Giorgia Cardinaletti ha definito “interessante e nuova” la sua esperienza come co‑conduttrice nella serata finale di Sanremo 2026. Un ruolo che ha descritto come “bivalente”, per la sua duplice funzione di giornalista e presentatrice. Ha sorriso nel sottolineare che, nonostante l’emozione, “non sono caduta dalle scale”, un dettaglio che le è sembrato “la cosa più rilevante” di quella serata. La sua presenza si è rivelata provvidenziale in un contesto in cui la guerra è irrompendo nella festa della musica.

Un festival dentro la realtà

Cardinaletti ha raccontato di essersi svegliata con l’edizione straordinaria del Tg1 e con la consapevolezza che la finale sarebbe stata diversa.

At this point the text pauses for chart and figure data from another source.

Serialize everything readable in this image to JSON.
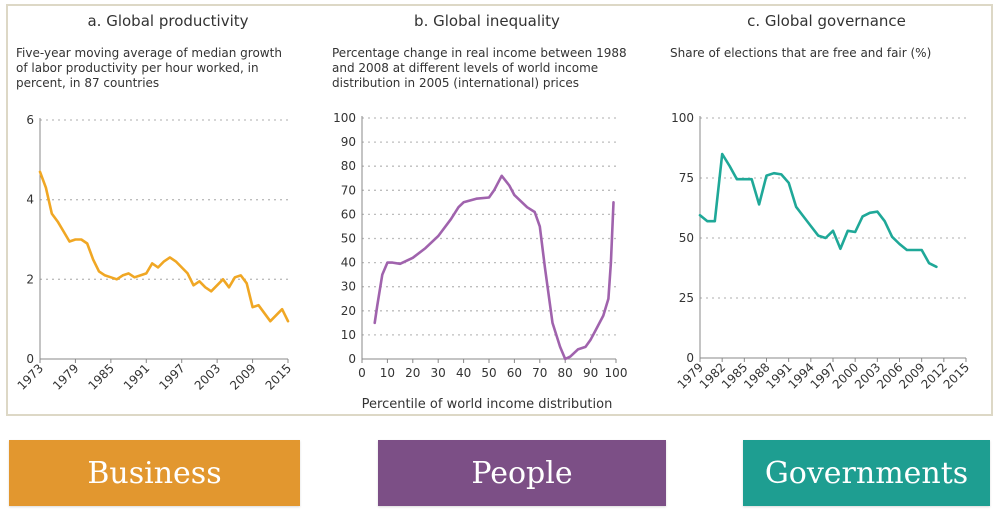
{
  "buttons": {
    "business": {
      "label": "Business",
      "color": "#e2972f"
    },
    "people": {
      "label": "People",
      "color": "#7c4f86"
    },
    "governments": {
      "label": "Governments",
      "color": "#1e9e91"
    }
  },
  "chart_data": [
    {
      "type": "line",
      "title": "a. Global productivity",
      "subtitle": "Five-year moving average of median growth of labor productivity per hour worked, in percent, in 87 countries",
      "color": "#f0a724",
      "ylim": [
        0,
        6
      ],
      "yticks": [
        0,
        2,
        4,
        6
      ],
      "xlim": [
        1973,
        2015
      ],
      "xticks": [
        "1973",
        "1979",
        "1985",
        "1991",
        "1997",
        "2003",
        "2009",
        "2015"
      ],
      "xtick_values": [
        1973,
        1979,
        1985,
        1991,
        1997,
        2003,
        2009,
        2015
      ],
      "grid": "horizontal dotted",
      "x": [
        1973,
        1974,
        1975,
        1976,
        1977,
        1978,
        1979,
        1980,
        1981,
        1982,
        1983,
        1984,
        1985,
        1986,
        1987,
        1988,
        1989,
        1990,
        1991,
        1992,
        1993,
        1994,
        1995,
        1996,
        1997,
        1998,
        1999,
        2000,
        2001,
        2002,
        2003,
        2004,
        2005,
        2006,
        2007,
        2008,
        2009,
        2010,
        2011,
        2012,
        2013,
        2014,
        2015
      ],
      "values": [
        4.7,
        4.3,
        3.65,
        3.45,
        3.2,
        2.95,
        3.0,
        3.0,
        2.9,
        2.5,
        2.2,
        2.1,
        2.05,
        2.0,
        2.1,
        2.15,
        2.05,
        2.1,
        2.15,
        2.4,
        2.3,
        2.45,
        2.55,
        2.45,
        2.3,
        2.15,
        1.85,
        1.95,
        1.8,
        1.7,
        1.85,
        2.0,
        1.8,
        2.05,
        2.1,
        1.9,
        1.3,
        1.35,
        1.15,
        0.95,
        1.1,
        1.25,
        0.95
      ]
    },
    {
      "type": "line",
      "title": "b. Global inequality",
      "subtitle": "Percentage change in real income between 1988 and 2008 at different levels of world income distribution in 2005 (international) prices",
      "xlabel": "Percentile of world income distribution",
      "color": "#a063ad",
      "ylim": [
        0,
        100
      ],
      "yticks": [
        0,
        10,
        20,
        30,
        40,
        50,
        60,
        70,
        80,
        90,
        100
      ],
      "xlim": [
        0,
        100
      ],
      "xticks": [
        "0",
        "10",
        "20",
        "30",
        "40",
        "50",
        "60",
        "70",
        "80",
        "90",
        "100"
      ],
      "xtick_values": [
        0,
        10,
        20,
        30,
        40,
        50,
        60,
        70,
        80,
        90,
        100
      ],
      "grid": "horizontal dotted",
      "x": [
        5,
        6,
        8,
        10,
        12,
        15,
        20,
        25,
        30,
        35,
        38,
        40,
        45,
        50,
        52,
        55,
        58,
        60,
        65,
        68,
        70,
        72,
        75,
        78,
        80,
        82,
        85,
        88,
        90,
        92,
        95,
        97,
        98,
        99
      ],
      "values": [
        15,
        22,
        35,
        40,
        40,
        39.5,
        42,
        46,
        51,
        58,
        63,
        65,
        66.5,
        67,
        70,
        76,
        72,
        68,
        63,
        61,
        55,
        38,
        15,
        5,
        0,
        1,
        4,
        5,
        8,
        12,
        18,
        25,
        40,
        65
      ]
    },
    {
      "type": "line",
      "title": "c. Global governance",
      "subtitle": "Share of elections that are free and fair (%)",
      "color": "#1fa898",
      "ylim": [
        0,
        100
      ],
      "yticks": [
        0,
        25,
        50,
        75,
        100
      ],
      "xlim": [
        1979,
        2015
      ],
      "xticks": [
        "1979",
        "1982",
        "1985",
        "1988",
        "1991",
        "1994",
        "1997",
        "2000",
        "2003",
        "2006",
        "2009",
        "2012",
        "2015"
      ],
      "xtick_values": [
        1979,
        1982,
        1985,
        1988,
        1991,
        1994,
        1997,
        2000,
        2003,
        2006,
        2009,
        2012,
        2015
      ],
      "grid": "horizontal dotted",
      "x": [
        1979,
        1980,
        1981,
        1982,
        1983,
        1984,
        1985,
        1986,
        1987,
        1988,
        1989,
        1990,
        1991,
        1992,
        1993,
        1994,
        1995,
        1996,
        1997,
        1998,
        1999,
        2000,
        2001,
        2002,
        2003,
        2004,
        2005,
        2006,
        2007,
        2008,
        2009,
        2010,
        2011
      ],
      "values": [
        59.5,
        57,
        57,
        85,
        80,
        74.5,
        74.5,
        74.5,
        64,
        76,
        77,
        76.5,
        73,
        63,
        59,
        55,
        51,
        50,
        53,
        45.5,
        53,
        52.5,
        59,
        60.5,
        61,
        57,
        50.5,
        47.5,
        45,
        45,
        45,
        39.5,
        38
      ]
    }
  ]
}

È stata lei, insieme a Carlo Conti e Laura Pausini, ad aprire la serata con una riflessione sul conflitto in corso, sottolineando il ruolo del servizio pubblico nel raccontare la realtà attraverso inviati e corrispondenti impegnati anche in zone di guerra. Ha spiegato che “era giusto aprire con una riflessione seppur breve per raccontare un festival che sta dentro la realtà e non è una bolla astratta”.

Infotainment e futuro

Pur tornando al Tg1, Cardinaletti ha ammesso che l’esperienza le è piaciuta e non esclude di ripeterla: “L’infotainment mi piace, è una chiave che in futuro forse mi piacerebbe esplorare anche di più”. Tuttavia, ha precisato che per ora la sua vita professionale non cambierà: “Per adesso si torna al Tg1 e purtroppo alla guerra”.

Il passaggio di testimone

Durante la serata, si è verificato un momento inedito nella storia del festival: l’investitura ufficiale in diretta del prossimo conduttore e direttore artistico, Stefano De Martino. Cardinaletti ha definito elegante il gesto di Carlo Conti e ha espresso il suo augurio a De Martino, riconoscendolo come “un grande professionista” e augurandogli “in bocca al lupo”.

Il podio secondo Cardinaletti

Infine, ha condiviso i suoi preferiti tra i finalisti: Fulminacci, Nayt e Ditonellapiaga. Ha voluto includere anche Sal Da Vinci, “perché ha una carriera importante, tanta gavetta, tanta esperienza” e si è meritato il successo con il brano “Rossetto e caffè”.